Sì, ma normalmente diremmo:
- Quanto tempo vuoi (re)stare nella vasca?
- Quanto vuoi (re)stare nella vasca?
- Quanto vuoi starci, nella vasca? (_molto_ colloquiale)


----------



## kc1005

Ciao!  Come potrei dire "I don't know how much longer I'll be here" se, per esempio, mi riferisco al mio lavoro ma sono incinta e non lo so quando arrivera' la bimba e quanto tempo mi rimane per lavorare?

"Non lo so quanto ancora ci saro'?"
"Non lo so quanto a lungo ci saro'?"

Grazie!


----------



## Matrap

Ciao kc

Il concetto si può esprimere in tanti modi:
 "Non so per quanto tempo ancora resterò qui/continerò a lavorare". Oppure
"Non so fino a quando resterò qui a lavorare".


----------



## kc1005

Grazie, Matrap!   Per esserne sicura, le mie tentative sono sbagliate?


----------



## Matrap

kc1005 said:


> Grazie, Matrap!   Per esserne sicura, i miei tentativi sono sbagliati?



"Non (lo) so per quanto ancora ci saro'?"
"Non (lo) so per quanto a lungo ci saro'?"

Besides those tiny corrections I wouldn't use "non so per quanto ancora/a lungo ci sarò". It sounds creepy, if you know what I mean. It's as if you're going to die...


----------



## kc1005

. Ok, capito!  Grazie!!


----------



## kc1005

Ciao.  Come potrei dire a mia figlia "I'm calling Daddy to see how much longer he'll be (playing baseball)."
"Chiamo Babbo per vedere quanto ci vuole ancora..."
Grazie!


----------



## CPA

Hi KC!

This one's a bit of a mouthful.

_Chiamo Babbo per sentire per quanto tempo ce n'ha ancora con il baseball.

_If you say something like "giocherà ancora a baseball", it sounds like he's coming to the end of his career.
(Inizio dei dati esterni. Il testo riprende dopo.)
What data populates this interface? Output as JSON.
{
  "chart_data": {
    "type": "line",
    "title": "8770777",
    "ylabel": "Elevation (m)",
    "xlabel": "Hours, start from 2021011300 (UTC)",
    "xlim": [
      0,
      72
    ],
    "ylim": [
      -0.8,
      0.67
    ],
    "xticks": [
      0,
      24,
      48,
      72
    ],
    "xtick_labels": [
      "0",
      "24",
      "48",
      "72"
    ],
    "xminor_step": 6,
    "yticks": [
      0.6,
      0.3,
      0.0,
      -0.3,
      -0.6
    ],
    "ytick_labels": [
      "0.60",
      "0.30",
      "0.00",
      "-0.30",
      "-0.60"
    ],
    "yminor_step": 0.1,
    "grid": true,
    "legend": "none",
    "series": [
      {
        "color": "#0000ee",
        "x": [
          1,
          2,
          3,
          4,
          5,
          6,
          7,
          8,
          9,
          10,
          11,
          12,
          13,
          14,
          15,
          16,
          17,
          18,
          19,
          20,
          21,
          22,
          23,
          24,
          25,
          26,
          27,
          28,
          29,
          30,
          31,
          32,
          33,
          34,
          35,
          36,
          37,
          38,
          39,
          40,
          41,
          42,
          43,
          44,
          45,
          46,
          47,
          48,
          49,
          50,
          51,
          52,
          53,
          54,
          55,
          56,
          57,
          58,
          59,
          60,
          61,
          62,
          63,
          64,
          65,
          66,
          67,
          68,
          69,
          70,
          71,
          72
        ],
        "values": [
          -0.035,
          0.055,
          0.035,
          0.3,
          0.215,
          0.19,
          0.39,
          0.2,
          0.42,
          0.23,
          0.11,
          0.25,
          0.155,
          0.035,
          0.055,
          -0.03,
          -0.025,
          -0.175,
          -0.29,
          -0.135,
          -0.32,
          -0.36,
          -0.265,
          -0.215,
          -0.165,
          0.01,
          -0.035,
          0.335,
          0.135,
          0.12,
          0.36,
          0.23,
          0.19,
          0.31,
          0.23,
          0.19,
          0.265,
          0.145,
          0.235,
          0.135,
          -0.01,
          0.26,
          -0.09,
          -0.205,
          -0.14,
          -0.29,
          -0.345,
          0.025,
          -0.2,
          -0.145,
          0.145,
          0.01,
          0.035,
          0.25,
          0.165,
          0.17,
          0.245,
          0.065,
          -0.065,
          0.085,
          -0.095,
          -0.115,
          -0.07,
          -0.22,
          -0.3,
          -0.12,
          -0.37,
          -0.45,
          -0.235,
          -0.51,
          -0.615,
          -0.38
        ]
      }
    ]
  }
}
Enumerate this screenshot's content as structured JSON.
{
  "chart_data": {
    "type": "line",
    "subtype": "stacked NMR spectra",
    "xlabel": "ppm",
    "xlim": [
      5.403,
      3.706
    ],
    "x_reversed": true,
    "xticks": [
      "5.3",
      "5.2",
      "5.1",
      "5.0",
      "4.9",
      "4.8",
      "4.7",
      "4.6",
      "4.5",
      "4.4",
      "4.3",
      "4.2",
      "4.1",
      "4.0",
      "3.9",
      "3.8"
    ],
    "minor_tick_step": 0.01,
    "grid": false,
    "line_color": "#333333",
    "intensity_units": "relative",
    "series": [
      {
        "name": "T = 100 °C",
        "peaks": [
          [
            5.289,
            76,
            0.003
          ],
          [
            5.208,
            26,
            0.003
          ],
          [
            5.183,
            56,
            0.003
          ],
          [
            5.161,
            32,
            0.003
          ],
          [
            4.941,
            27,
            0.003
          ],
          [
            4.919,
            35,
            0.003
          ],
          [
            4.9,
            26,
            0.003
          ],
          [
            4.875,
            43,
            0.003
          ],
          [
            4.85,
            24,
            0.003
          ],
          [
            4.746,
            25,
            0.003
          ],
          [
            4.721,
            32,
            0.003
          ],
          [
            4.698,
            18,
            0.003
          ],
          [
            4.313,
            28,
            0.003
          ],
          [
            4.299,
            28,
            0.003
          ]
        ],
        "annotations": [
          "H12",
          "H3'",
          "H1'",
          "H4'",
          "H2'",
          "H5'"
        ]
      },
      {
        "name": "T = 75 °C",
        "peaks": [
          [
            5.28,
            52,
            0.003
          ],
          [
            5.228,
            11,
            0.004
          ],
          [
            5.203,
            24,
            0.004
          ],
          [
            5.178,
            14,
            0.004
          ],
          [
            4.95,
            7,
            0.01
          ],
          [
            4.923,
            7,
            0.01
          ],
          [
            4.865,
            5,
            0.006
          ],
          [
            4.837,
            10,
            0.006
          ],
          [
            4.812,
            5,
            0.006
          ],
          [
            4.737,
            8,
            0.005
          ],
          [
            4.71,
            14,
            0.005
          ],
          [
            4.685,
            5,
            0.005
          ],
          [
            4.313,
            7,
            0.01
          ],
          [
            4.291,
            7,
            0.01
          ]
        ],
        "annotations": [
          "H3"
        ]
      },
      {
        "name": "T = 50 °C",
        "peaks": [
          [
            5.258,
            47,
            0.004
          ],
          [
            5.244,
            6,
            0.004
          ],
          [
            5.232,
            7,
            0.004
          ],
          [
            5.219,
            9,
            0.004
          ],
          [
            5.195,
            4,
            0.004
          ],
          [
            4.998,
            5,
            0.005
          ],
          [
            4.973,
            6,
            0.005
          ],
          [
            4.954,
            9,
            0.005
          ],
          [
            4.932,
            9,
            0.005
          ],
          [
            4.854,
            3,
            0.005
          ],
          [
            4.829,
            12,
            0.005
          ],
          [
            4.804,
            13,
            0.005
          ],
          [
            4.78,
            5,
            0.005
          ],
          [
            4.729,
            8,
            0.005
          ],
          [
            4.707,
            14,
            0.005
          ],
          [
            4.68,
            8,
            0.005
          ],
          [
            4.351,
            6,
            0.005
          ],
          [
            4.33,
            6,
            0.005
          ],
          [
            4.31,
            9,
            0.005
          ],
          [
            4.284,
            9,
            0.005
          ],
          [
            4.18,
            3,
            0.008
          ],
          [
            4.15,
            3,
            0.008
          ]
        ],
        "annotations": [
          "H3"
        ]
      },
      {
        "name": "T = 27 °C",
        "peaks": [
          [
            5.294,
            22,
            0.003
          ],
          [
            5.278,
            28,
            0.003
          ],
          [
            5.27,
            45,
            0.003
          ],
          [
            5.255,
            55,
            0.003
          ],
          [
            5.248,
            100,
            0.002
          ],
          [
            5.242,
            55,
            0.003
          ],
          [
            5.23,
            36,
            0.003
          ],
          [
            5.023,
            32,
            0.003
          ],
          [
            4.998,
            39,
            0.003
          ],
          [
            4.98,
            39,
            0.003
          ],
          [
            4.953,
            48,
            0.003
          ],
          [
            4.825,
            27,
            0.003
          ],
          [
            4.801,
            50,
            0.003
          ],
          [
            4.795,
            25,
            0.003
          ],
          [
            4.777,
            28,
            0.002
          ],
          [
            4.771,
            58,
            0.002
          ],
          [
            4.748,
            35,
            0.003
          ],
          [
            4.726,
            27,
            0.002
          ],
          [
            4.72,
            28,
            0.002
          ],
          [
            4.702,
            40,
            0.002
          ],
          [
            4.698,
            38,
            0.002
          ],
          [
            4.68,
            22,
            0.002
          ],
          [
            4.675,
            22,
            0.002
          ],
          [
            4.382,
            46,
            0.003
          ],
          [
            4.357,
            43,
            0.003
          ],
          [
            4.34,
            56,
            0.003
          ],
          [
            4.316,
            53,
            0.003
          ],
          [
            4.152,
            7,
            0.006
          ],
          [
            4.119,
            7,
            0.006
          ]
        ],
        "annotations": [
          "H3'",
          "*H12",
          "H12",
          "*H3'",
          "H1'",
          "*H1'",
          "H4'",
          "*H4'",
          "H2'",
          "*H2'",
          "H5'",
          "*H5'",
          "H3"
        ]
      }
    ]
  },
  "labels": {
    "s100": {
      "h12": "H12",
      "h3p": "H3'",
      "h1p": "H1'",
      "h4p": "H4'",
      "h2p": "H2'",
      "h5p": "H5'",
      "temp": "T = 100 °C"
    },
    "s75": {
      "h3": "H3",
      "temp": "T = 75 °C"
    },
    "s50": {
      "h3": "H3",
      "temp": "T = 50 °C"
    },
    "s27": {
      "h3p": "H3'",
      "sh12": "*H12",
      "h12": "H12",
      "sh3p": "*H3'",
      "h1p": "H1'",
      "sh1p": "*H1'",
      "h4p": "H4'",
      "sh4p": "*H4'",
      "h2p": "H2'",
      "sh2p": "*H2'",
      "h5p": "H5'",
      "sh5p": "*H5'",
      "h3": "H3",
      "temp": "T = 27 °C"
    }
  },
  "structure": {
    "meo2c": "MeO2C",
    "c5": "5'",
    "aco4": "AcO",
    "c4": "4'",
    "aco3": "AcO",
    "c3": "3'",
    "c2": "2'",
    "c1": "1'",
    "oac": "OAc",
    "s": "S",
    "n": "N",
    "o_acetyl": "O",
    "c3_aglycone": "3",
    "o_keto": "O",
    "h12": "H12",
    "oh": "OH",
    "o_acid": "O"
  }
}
Let's see if anyone comes up with a slimmer version.


----------



## kc1005

Grazie CPA...you're right, that is a mouthful!  Thank you for the translation!  So, is it not possibile in Italian to use "vedere" the way we use it in English?  "Let me see if he's done playing"  "Fammi vedere se ha finito di giocare"  Potrei dire questo in italiano anche se non "vedo" letteralmente?
Grazie.


----------



## Matrap

kc1005 said:


> Grazie CPA...you're right, that is a mouthful!  Thank you for the translation!  So, is it not possibile in Italian to use "vedere" the way we use it in English?  "Let me see if he's done playing"  "Fammi vedere/vediamo se ha finito di giocare"  Potrei dire questo in italiano anche se non "vedo" letteralmente?  Si può dire così anche in italiano KC.
> Grazie.


----------



## Connie Eyeland

Ciao. 
Io direi: _
Chiamo [papà/babbo] per [sapere/sentire] [se ne ha ancora per molto/per quanto ne ha ancora] (con il baseball)._


----------